Further visual editing tools supplement these mechanisms to enable crowdsourcing of more complex information. Illustrations are entered by the user drawing a rectangular box on the page image to indicate the location of the illustration, then filling in a simple form describing various aspects of it (Figure 3). This results in an XML fragment describing the illustration, which can simply be inserted into the text at the appropriate location to represent it. This allows the illustration to be extracted from its context on the page and represented in the full-text transcription view as well as in the page-wise view. It also facilitates illustration search functionality, where illustrations can be searched by caption across all materials contained in the system (Figure 4). A similar visual editing interface is used to enable the inputting of rare and variant characters which do not yet exist in Unicode. These characters are no longer in common use, but occur in many historical documents. The visual editing interface for rare character input also uses metadata provided by the user to identify whether a given character is the same as any existing character known to the system, and if so, assigns a common identifier so that data about these characters can be aggregated, and text containing such characters searched.

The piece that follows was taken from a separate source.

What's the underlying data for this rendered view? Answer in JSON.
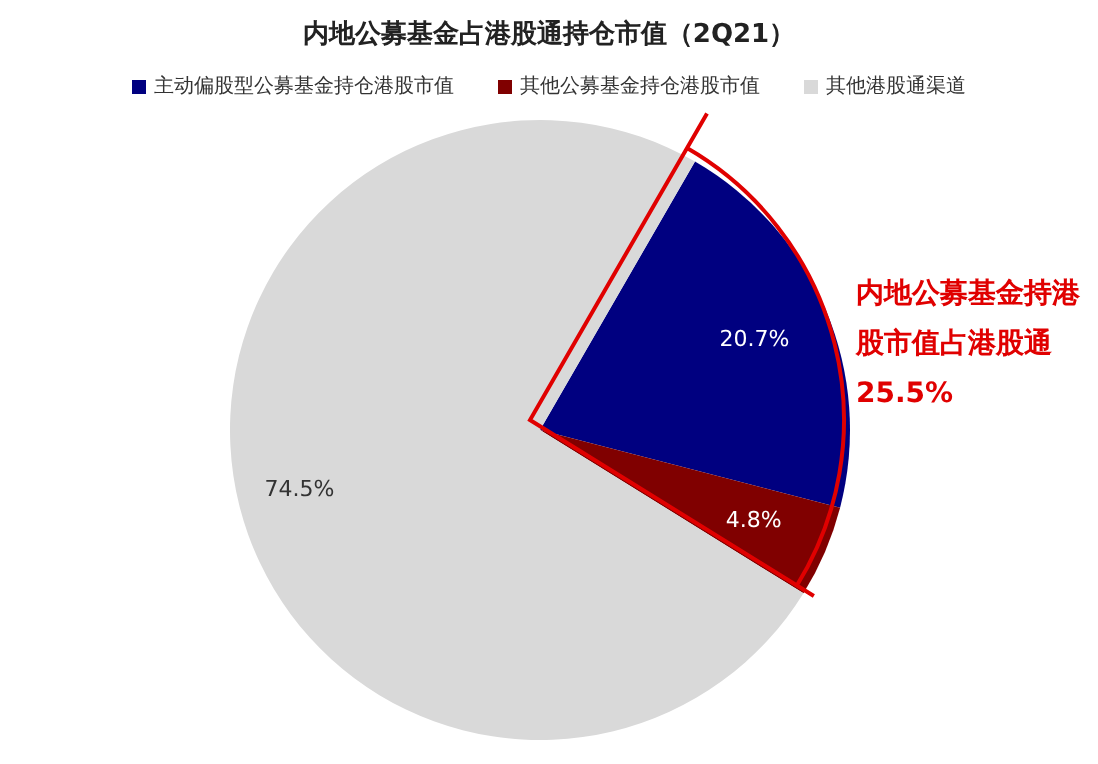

Figure 3. Identification and markup of illustrations within source materials are crowdsourced using purpose-designed visual editing tools which convert user input into XML.

Figure 4. Image search: individual images are extracted from (and linked to) the precise locations at which they occur in source materials, and can be searched by caption.

5. Exporting data and integrating with external systems

In addition to the main user interface, a web-based Application Programming Interface (API) provides machine-readable access to data and metadata stored in the system. This facilitates text mining applications, as well as integration with other online systems. An example of the latter is the MARKUS textual markup system (De Weerdt et al. 2016), which can use the API to search for texts and load their transcriptions directly into this externally developed and maintained tool. An XML-based plugin system for the Chinese Text Project user interface also enables users to define and share extensions to the web interface which can be used to create connections to external projects and resources. This allows third-party tools such as MARKUS to integrate directly into the web interface, facilitating seamless connections between separately developed online projects. Text mining access is further facilitated by the provision of a Python module capable of accessing the API (Sturgeon 2017c), which is already in use in teaching and research (Sturgeon 2017b).

Appendix A

  1. Newby, G. B. and Franks, C. (2003). Distributed proofreading. 2003 Joint Conference on Digital Libraries, 2003. Proceedings. pp. 361–63 doi: 10.1109/JCDL.2003.1204888.
  2. Sturgeon, D. (2017a). Unsupervised Extraction of Training Data for Pre-Modern Chinese OCR. Florida Artificial Intelligence Research Society. Proceedings.
  3. Sturgeon, D. (2017b). Classical Chinese DH: Getting Started. Digital Sinology (accessed 27 November 2017).
  4. Sturgeon, D. (2017c). Chinese Text Project API wrapper (accessed 27 November 2017).
  5. Sturgeon, D. (2017d). Unsupervised identification of text reuse in early Chinese literature. Digital Scholarship in the Humanities doi: 10.1093/llc/fqx024. (accessed 27 April 2018).
  6. Weerdt, H. D., Ming-Kin, C. and Hou-Ieong, H. (2016). Chinese Empires in Comparative Perspective: A Digital Approach. Verge: Studies in Global Asias, 2(2): 58–69 doi: 10.5749/vergstudglobasia.2.2.0058.